The situation would be different if Intel releases something that crushes the RTX 3090. Bragging right is worth a lot to people in this day and age. That seems extremely unlikely at this point.
 
When did they price fix? Having Intel compete is nice though.

https://www.tomshardware.com/news/n...e fixing of GPU processors and graphics cards.

I would have to look at where this went but it was enough to get a case started.

Ironically, in the emails they also stated Intel would never release a dGPU.

Well back in 2006 intel had quite a few consecutive quarters of decline and AMD was still doing very well financially because they hadn't bought ATI yet so intel had to be aggressive.
Now there is nothing that forces intel's hand,they are going to sell any quantity they want to laptop/portable and server/compute is what these were designed for in the first place so it's going to sell well there as well.

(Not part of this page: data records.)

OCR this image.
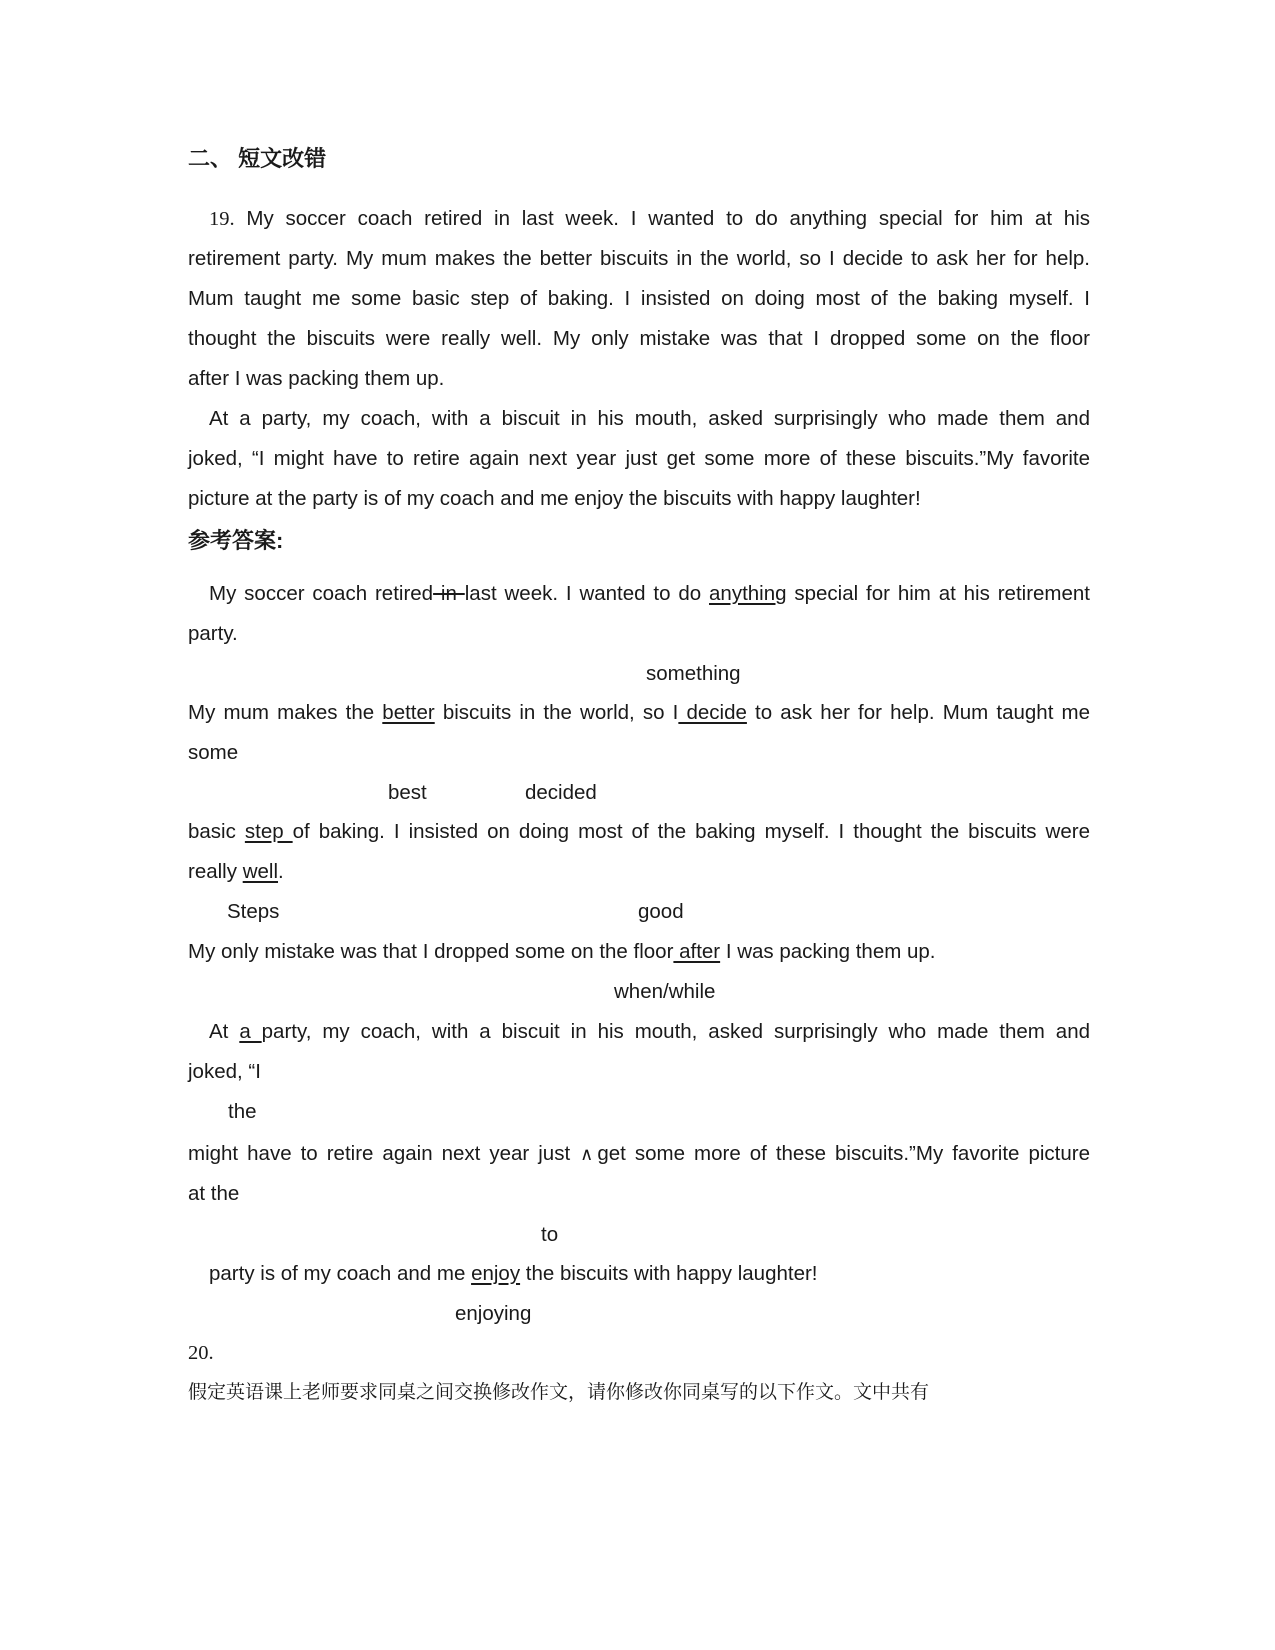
二、 短文改错

19. My soccer coach retired in last week. I wanted to do anything special for him at his

retirement party. My mum makes the better biscuits in the world, so I decide to ask her for help.

Mum taught me some basic step of baking. I insisted on doing most of the baking myself. I

thought the biscuits were really well. My only mistake was that I dropped some on the floor

after I was packing them up.

At a party, my coach, with a biscuit in his mouth, asked surprisingly who made them and

joked, “I might have to retire again next year just get some more of these biscuits.”My favorite

picture at the party is of my coach and me enjoy the biscuits with happy laughter!

参考答案:

My soccer coach retired in last week. I wanted to do anything special for him at his retirement

party.

something

My mum makes the better biscuits in the world, so I decide to ask her for help. Mum taught me

some

best	decided

basic step of baking. I insisted on doing most of the baking myself. I thought the biscuits were

really well.

Steps	good

My only mistake was that I dropped some on the floor after I was packing them up.

when/while

At a party, my coach, with a biscuit in his mouth, asked surprisingly who made them and

joked, “I

the

might have to retire again next year just ∧ get some more of these biscuits.”My favorite picture

at the

to

party is of my coach and me enjoy the biscuits with happy laughter!

enjoying

20.

假定英语课上老师要求同桌之间交换修改作文，请你修改你同桌写的以下作文。文中共有
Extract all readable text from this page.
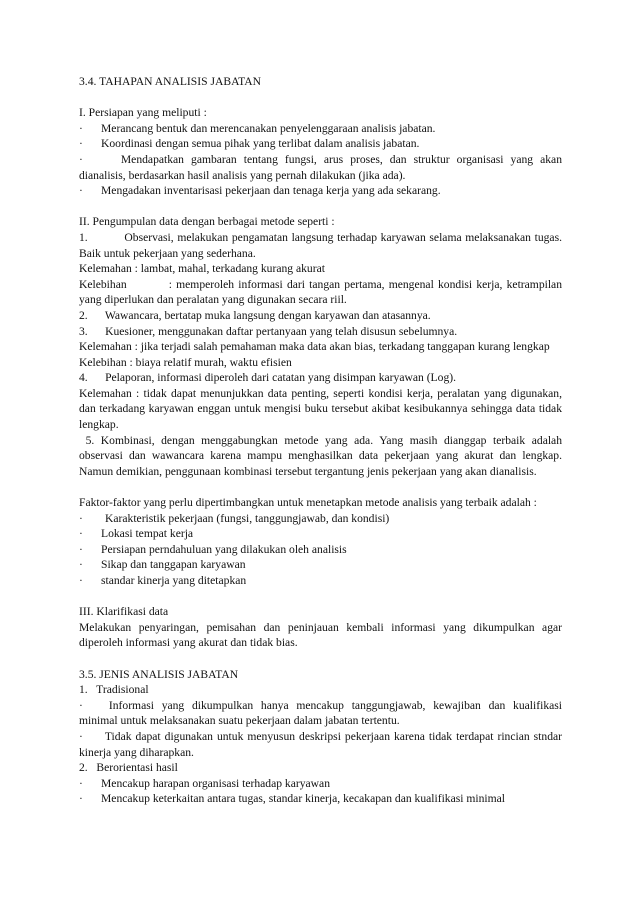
3.4. TAHAPAN ANALISIS JABATAN

I. Persiapan yang meliputi :

·	Merancang bentuk dan merencanakan penyelenggaraan analisis jabatan.
·	Koordinasi dengan semua pihak yang terlibat dalam analisis jabatan.

·	Mendapatkan gambaran tentang fungsi, arus proses, dan struktur organisasi yang akan dianalisis, berdasarkan hasil analisis yang pernah dilakukan (jika ada).

·	Mengadakan inventarisasi pekerjaan dan tenaga kerja yang ada sekarang.

II. Pengumpulan data dengan berbagai metode seperti :

1.          Observasi, melakukan pengamatan langsung terhadap karyawan selama melaksanakan tugas. Baik untuk pekerjaan yang sederhana.

Kelemahan : lambat, mahal, terkadang kurang akurat

Kelebihan          : memperoleh informasi dari tangan pertama, mengenal kondisi kerja, ketrampilan yang diperlukan dan peralatan yang digunakan secara riil.

2.      Wawancara, bertatap muka langsung dengan karyawan dan atasannya.

3.      Kuesioner, menggunakan daftar pertanyaan yang telah disusun sebelumnya.

Kelemahan : jika terjadi salah pemahaman maka data akan bias, terkadang tanggapan kurang lengkap

Kelebihan : biaya relatif murah, waktu efisien

4.      Pelaporan, informasi diperoleh dari catatan yang disimpan karyawan (Log).

Kelemahan : tidak dapat menunjukkan data penting, seperti kondisi kerja, peralatan yang digunakan, dan terkadang karyawan enggan untuk mengisi buku tersebut akibat kesibukannya sehingga data tidak lengkap.

5. Kombinasi, dengan menggabungkan metode yang ada. Yang masih dianggap terbaik adalah observasi dan wawancara karena mampu menghasilkan data pekerjaan yang akurat dan lengkap. Namun demikian, penggunaan kombinasi tersebut tergantung jenis pekerjaan yang akan dianalisis.

Faktor-faktor yang perlu dipertimbangkan untuk menetapkan metode analisis yang terbaik adalah :

·	Karakteristik pekerjaan (fungsi, tanggungjawab, dan kondisi)
·	Lokasi tempat kerja
·	Persiapan perndahuluan yang dilakukan oleh analisis
·	Sikap dan tanggapan karyawan
·	standar kinerja yang ditetapkan

III. Klarifikasi data

Melakukan penyaringan, pemisahan dan peninjauan kembali informasi yang dikumpulkan agar diperoleh informasi yang akurat dan tidak bias.

3.5. JENIS ANALISIS JABATAN

1.   Tradisional

· Informasi yang dikumpulkan hanya mencakup tanggungjawab, kewajiban dan kualifikasi minimal untuk melaksanakan suatu pekerjaan dalam jabatan tertentu.

· Tidak dapat digunakan untuk menyusun deskripsi pekerjaan karena tidak terdapat rincian stndar kinerja yang diharapkan.

2.   Berorientasi hasil

·	Mencakup harapan organisasi terhadap karyawan
·	Mencakup keterkaitan antara tugas, standar kinerja, kecakapan dan kualifikasi minimal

With the current situation it would only hurt intel if they sell out of gaming GPUs and then can't make any more because their fab space is filled out already,it's better for them to make them out to be premium things with high price just to show what they can do and whenever they can make them in bulk they can lower prices.

AMD was doing well but also had capacity issues with OEM and vendor channels. Some smaller OEMs and vendors also got looked over for larger ones when K8 was doing well. But a lot of this came from HPC and server markets as AMD was vastly more competitive during that period than K10 or Bulldozer, hell they dropped out of that market until Zen leaving Intel with the whole market to cash in on.

I honestly think intel will do whatever they can. I think they plan to hit the entire market and will still market it as their all in one solution. I am interested to see if they have figured out a way to use a iGPU with their dGPU. That would be quite an advantage if the extra cores on a desktop CPU can be used with a dGPU to offload some work. Mainly against nVidia as AMD would probably come up with a similar solution.

They haven't really released a single GPU of this new lineup... yet. I'll believe performance numbers once the hardware is actually on the market.

No but any performance numbers from Tiger Lake should give us an idea. Not an exact idea but enough to extrapolate and increase based on moving to GDDR6X. And that should be early September for that.

However with the rumors of the RTX 3090 I think Intel wont quite be in the realm of taking names.